Other Comments Received Formal comments and contributions from SP Power Systems and United Utilities were received during project meetings and the drafting of the report.

APPENDIX G

SCOPE OF WORK

(Reproduced from the Statement of Requirement, Future Electricity Network

Architectures, (DWG PG1 – P02)

A summary of the DWG PG1 - P01 deliverables and conclusions, taking note

of additional information sources that may be available to compliment or augment these conclusions such as the July 2006 Energy Review.

Consider and recommend the network functionality that will be required for

each scenario out to 2020 taking account of the low carbon policy aims. Network functionality in this context includes the control and communications that may be required by ‘intelligent’ network users (producers and consumers of electricity) and a more sophisticated electricity market.

Based on the above functional specifications consider and recommend a

network architecture specification for each scenario. Each proposal should as a minimum detail, the voltage levels employed, a measure of the capacity required at each voltage level, the power flow management to be employed, the system control philosophy and the services that the networks will require from and offer to users. In the design, cognisance should be taken of existing infrastructure and the likely impact in terms of cost, customer benefit and likely disturbance to customers while migrating to the new configuration. Likely timings and an indication of the likely role-out schedule will demonstrate a real understanding of the issues that may be encountered and add credibility to any proposals.

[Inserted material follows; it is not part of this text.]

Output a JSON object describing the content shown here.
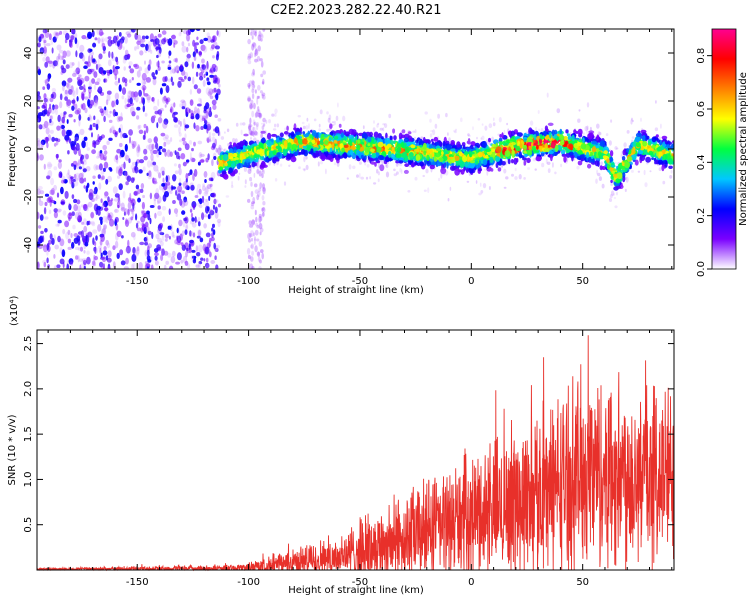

Each network architecture specification should explain how the ‘light’(for

example communications and automation) and ‘heavy’ (for example switchgear and transformers) current designs come together into a fully integrated system. Any conflicts encountered in the design should be identified and where compromises have been embraced these should be justified. If ‘local’ design issues conflict with whole system design issues (whether technical, commercial, regulatory or environmental) they should be highlighted.

Highlight any specific equipment ‘challenges’ that may result from the network

architecture scenarios. Where possible existing global products should be considered rather than identifying UK specific product that would need special product development.

Although this is essentially a technical study, consideration should be given to

the commercial, regulatory and environmental implications of the developed scenarios.

The likely costs associated with the developed functional specifications should

be estimated as well as their impact on connection and use of system charging. A business case should be developed to substantiate the claims of the proposed architecture.

Provide a commentary on the likely transition from today’s networks to the future architectures proposed and highlight any specific transitional challenges as seen in short, medium and longer term.

Identify any similar studies, in Europe, North America and the Far East and if available compare recommendations and relevance to the UK network as it moves towards a low carbon approach.

If appropriate, recommend pilot projects that could significantly enhance the knowledge base and potentially deliver useable solutions.